It's due to the timetable change. Here is what The Man in Seat 61 says about it:
Tip 1, the December timetable change
All European railways change their timetables at 24:00 on the 2nd Saturday in December.
Operators never maintain their usual booking horizons for dates after the timetable change.
This is the Big Annual Timetable Change. There's a minor change on the 2nd Saturday in June, but the December one is the Big One.
So you can easily look up trains on (say) 13 December, but if you try to look up trains on 14 December you'll find no trains show up until much closer to departure date. Or you'll find some trains are loaded but others aren't. Or trains are shown but won't book properly. Whatever. It's all to do with the Big Timetable Change. Got it? Just be patient!

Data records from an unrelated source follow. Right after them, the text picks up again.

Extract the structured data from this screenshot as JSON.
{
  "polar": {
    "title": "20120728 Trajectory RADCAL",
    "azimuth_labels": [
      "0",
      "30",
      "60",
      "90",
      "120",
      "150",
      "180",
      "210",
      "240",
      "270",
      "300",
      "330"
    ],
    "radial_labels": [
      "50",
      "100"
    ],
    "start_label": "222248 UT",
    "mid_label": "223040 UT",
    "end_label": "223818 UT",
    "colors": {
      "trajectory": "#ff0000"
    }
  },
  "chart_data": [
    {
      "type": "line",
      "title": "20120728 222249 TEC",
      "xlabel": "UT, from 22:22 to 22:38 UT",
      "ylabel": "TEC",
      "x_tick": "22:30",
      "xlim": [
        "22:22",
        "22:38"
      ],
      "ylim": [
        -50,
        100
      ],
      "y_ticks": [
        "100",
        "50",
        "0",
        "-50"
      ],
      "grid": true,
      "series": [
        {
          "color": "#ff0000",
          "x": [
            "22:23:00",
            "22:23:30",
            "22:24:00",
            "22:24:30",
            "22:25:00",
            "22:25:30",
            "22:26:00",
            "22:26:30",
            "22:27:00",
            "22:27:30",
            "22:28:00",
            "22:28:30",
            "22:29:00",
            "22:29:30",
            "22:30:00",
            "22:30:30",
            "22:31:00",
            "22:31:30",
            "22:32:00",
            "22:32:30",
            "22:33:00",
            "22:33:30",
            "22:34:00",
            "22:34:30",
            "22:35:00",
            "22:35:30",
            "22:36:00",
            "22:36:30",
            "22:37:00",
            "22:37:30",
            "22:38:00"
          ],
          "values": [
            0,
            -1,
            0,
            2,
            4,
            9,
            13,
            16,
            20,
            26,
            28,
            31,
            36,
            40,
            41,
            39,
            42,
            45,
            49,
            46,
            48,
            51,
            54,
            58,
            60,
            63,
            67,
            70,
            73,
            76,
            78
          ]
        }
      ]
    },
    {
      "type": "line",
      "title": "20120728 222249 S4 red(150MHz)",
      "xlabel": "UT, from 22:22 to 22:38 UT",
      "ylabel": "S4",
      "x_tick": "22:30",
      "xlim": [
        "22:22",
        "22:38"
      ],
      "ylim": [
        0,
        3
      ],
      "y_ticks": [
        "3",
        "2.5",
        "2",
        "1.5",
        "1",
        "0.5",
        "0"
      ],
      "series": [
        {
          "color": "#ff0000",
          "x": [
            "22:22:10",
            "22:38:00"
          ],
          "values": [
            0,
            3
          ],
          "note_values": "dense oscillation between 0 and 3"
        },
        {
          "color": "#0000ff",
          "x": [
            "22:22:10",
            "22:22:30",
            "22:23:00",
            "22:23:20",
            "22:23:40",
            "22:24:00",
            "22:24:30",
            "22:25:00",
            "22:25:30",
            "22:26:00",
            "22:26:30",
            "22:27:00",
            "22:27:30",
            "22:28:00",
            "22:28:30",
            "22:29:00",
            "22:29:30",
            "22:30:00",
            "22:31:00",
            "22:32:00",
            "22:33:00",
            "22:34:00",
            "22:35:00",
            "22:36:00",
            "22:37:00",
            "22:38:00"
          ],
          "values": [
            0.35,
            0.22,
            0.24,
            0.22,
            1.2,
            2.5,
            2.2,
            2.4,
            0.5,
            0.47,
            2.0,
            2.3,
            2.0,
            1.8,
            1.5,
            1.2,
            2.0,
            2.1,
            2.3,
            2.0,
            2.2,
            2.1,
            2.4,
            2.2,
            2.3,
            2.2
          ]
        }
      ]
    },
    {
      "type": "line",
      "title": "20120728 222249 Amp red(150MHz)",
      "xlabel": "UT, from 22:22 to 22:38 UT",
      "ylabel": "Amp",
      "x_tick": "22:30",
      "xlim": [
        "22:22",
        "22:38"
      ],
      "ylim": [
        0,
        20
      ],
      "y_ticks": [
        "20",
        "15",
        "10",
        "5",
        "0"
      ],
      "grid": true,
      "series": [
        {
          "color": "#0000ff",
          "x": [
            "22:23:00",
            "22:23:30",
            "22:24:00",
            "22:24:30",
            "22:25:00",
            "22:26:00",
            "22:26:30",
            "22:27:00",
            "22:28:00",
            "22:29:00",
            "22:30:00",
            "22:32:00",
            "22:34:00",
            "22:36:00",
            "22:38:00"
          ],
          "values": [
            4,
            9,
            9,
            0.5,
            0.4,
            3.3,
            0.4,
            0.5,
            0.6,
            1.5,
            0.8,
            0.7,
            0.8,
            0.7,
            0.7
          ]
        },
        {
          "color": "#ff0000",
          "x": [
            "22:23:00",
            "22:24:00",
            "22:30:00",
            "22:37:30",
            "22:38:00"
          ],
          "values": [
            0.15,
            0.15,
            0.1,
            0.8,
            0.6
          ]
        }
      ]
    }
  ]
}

French, German & Austrian railways (SNCF, DB, ÖBB) usually open bookings for dates after the mid-December timetable change in early to mid-October, so the normal 90 days shrinks to 60. And even then, the French only load data until the beginning of January, there's another delay before dates later in January are loaded.
Spanish, Portuguese, Hungarian, Polish, Slovakian, Czech & Bulgarian railways usually don't open bookings for dates after the mid-December timetable change until late November or even early December, so the 60 or 90 days shrinks to as little as 10.
For places such as Turkey or Lithuania, you're lucky if the timetable data is loaded the day before the new timetable starts.
But don't worry, no-one else can book either. The train won't sell out, you'll still see cheap tickets when booking opens. Just wait!!!